Called Overtime Elite, the league will give Overtime its own sports property, which it hopes will generate new revenue streams.

The Journal reported that Overtime would launch the league in September and pay its high-school athletes a minimum annual salary of $100,000.

Overtime wants to increase its annual revenue to more than $200 million by 2024.

The company said it would hit that revenue target three ways: 

  1. Owning an audience no one else does, mainly Gen Z sports fans
  2. Using its technology, brand, and community to rethink traditional formats for Gen Z, be it sports content or leagues
  3. Creating basketball and football brands and properties, like Overtime Elite, that can drive sponsorship and media-rights revenue

Overtime's top execs include former Bleacher Report, Adidas, and MLB leaders.

Overtime was founded by Dan Porter, a former exec at talent group Endeavor, and Zack Weiner, who also worked at the agency.

The company has hired execs with experience at Bleacher Report, Adidas, and MLB for key roles.

Overtime projects its sports league will become a meaningful revenue stream in a few years.

Overtime projects that its core business, which makes money from ads, sponsorships, and merchandise, will drive the bulk of its revenue through 2025.

It also forecasts that Overtime Elite, its forthcoming sports property, will pad its revenues starting in 2022, and give it the revenue lift it needs to get to $200 million in 2024.

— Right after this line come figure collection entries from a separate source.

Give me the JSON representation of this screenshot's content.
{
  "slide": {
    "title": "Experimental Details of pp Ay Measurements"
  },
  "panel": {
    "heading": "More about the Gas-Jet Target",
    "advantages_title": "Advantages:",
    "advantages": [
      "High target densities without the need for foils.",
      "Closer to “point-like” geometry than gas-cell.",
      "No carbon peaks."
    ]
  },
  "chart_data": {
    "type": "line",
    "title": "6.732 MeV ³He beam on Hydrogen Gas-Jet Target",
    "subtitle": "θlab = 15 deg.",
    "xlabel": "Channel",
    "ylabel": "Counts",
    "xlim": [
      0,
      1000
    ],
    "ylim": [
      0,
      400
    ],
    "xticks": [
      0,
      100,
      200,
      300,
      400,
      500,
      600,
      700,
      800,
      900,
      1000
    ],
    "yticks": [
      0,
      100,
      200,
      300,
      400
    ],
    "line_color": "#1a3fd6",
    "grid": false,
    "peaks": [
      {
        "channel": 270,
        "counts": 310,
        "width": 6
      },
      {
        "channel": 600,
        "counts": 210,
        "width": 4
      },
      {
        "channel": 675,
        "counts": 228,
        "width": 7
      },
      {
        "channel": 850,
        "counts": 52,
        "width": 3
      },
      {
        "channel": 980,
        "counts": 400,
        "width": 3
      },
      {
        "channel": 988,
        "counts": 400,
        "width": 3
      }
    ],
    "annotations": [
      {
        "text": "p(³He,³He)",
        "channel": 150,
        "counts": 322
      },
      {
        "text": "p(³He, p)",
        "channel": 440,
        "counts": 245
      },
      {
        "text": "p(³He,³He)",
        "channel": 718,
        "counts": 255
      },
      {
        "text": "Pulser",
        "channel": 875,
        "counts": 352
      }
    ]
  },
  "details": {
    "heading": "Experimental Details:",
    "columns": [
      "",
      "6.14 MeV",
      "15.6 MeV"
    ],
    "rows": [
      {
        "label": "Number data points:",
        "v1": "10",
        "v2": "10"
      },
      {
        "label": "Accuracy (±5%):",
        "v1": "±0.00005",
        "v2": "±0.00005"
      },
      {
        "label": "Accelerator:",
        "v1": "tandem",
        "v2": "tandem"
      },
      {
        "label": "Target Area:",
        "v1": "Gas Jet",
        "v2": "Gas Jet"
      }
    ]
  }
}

These targets require big year-over-year growth. The company brought in under $15 million in revenue in 2020, and $7.5 million the year before.

Overtime says its video views increased during the pandemic.

Overtime was one of many publishers, including sports-media giant ESPN, that cut staff in the pandemic. It laid off 30 employees in 2020, or about 20% of its staff, Insider reported.

The company said video views still showed strong growth and that revenue rose during the pandemic.

Overtime said its digital-media business makes money outside advertising.

Like many media companies that have diversified revenue streams, Overtime said it generates revenue by selling sponsorships for its content and events, through direct and programmatic ads, and through apparel.

Overtime says it works with top brands like McDonalds and Netflix.

Overtime also sells T-shirts, hoodies, and other apparel, which its talent wears in some of its shows.

The company said 14 million of its followers are female.

It also said nearly half of its staff don't identify as white, and one quarter are female.

Overtime had raised more than $50 million when the deck was published, with investors including VC firms Andreessen Horowitz and Spark Capital, athletes like Kevin Durant, and companies like MSG Networks.